The visa bond proposal opened a can of worms. Nigerians were outraged at being labelled “high-risk” visitors to Britain. The British position was deemed disingenuous. If it were not to be seen as a general slur on Nigerians, why would the British give people considered high-risk visas at all?
The Nigerian legislature already readied retaliatory plans. One member said: “We would even raise the stake beyond the £3,000 they are asking Nigerians to pay as bond. We are looking at £5,000 as visa bond for UK citizens visiting Nigeria.”
In the end, economic commonsense prevailed. Figures from Nigeria’s Ministry of Industry, Trade and Investment showed that trade between the two countries increased nearly five-fold from £1.42 billion in 2010 to £7.02 billion in 2012, with the value of Nigerian imports of British goods doubling at the time. Within the context of economic stagnation in Britain, it did not seem wise after all to jeopardise this.

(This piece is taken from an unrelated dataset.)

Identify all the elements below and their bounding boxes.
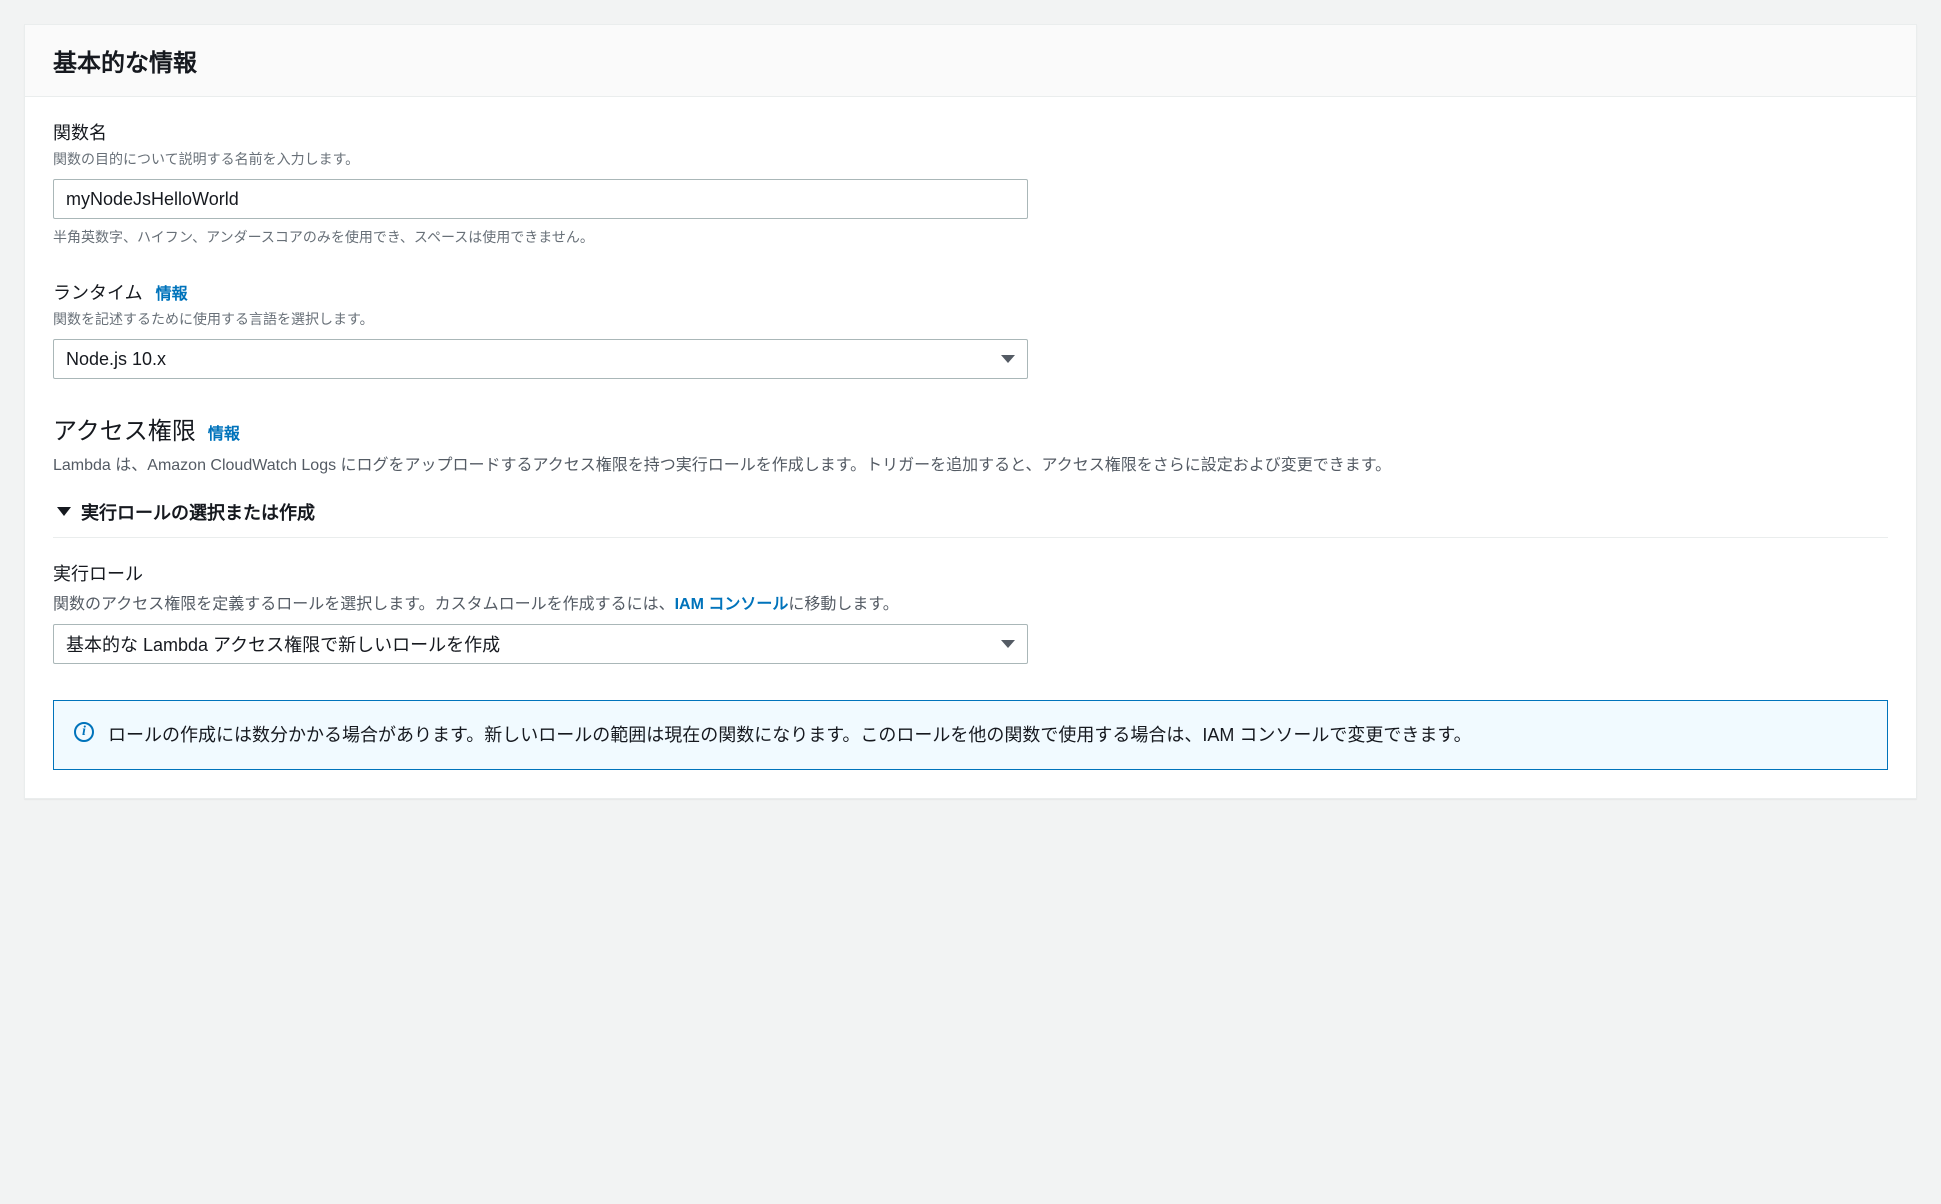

Nigeria’s relationship with Britain is enigmatic. While the affinity for Britain remains, given the lingual connection and the colonial heritage, Nigerians are increasingly less enamoured of the British. The situation has not been helped by the feeling that the British relate to Nigerians on sufferance and would rather fewer Nigerians came to Britain. This feeling cannot but be heightened in the era of Brexit, when the British are developing greater animosity for immigrants and foreigners.
The feeling in Nigeria is that there is deep-seated British disregard for Nigeria and Nigerians. No special relationship has developed between Britain and its former colony of Nigeria. Today, Nigeria is neither a friend nor a foe of Britain. Both countries regard one another with a high degree of suspicion and mistrust.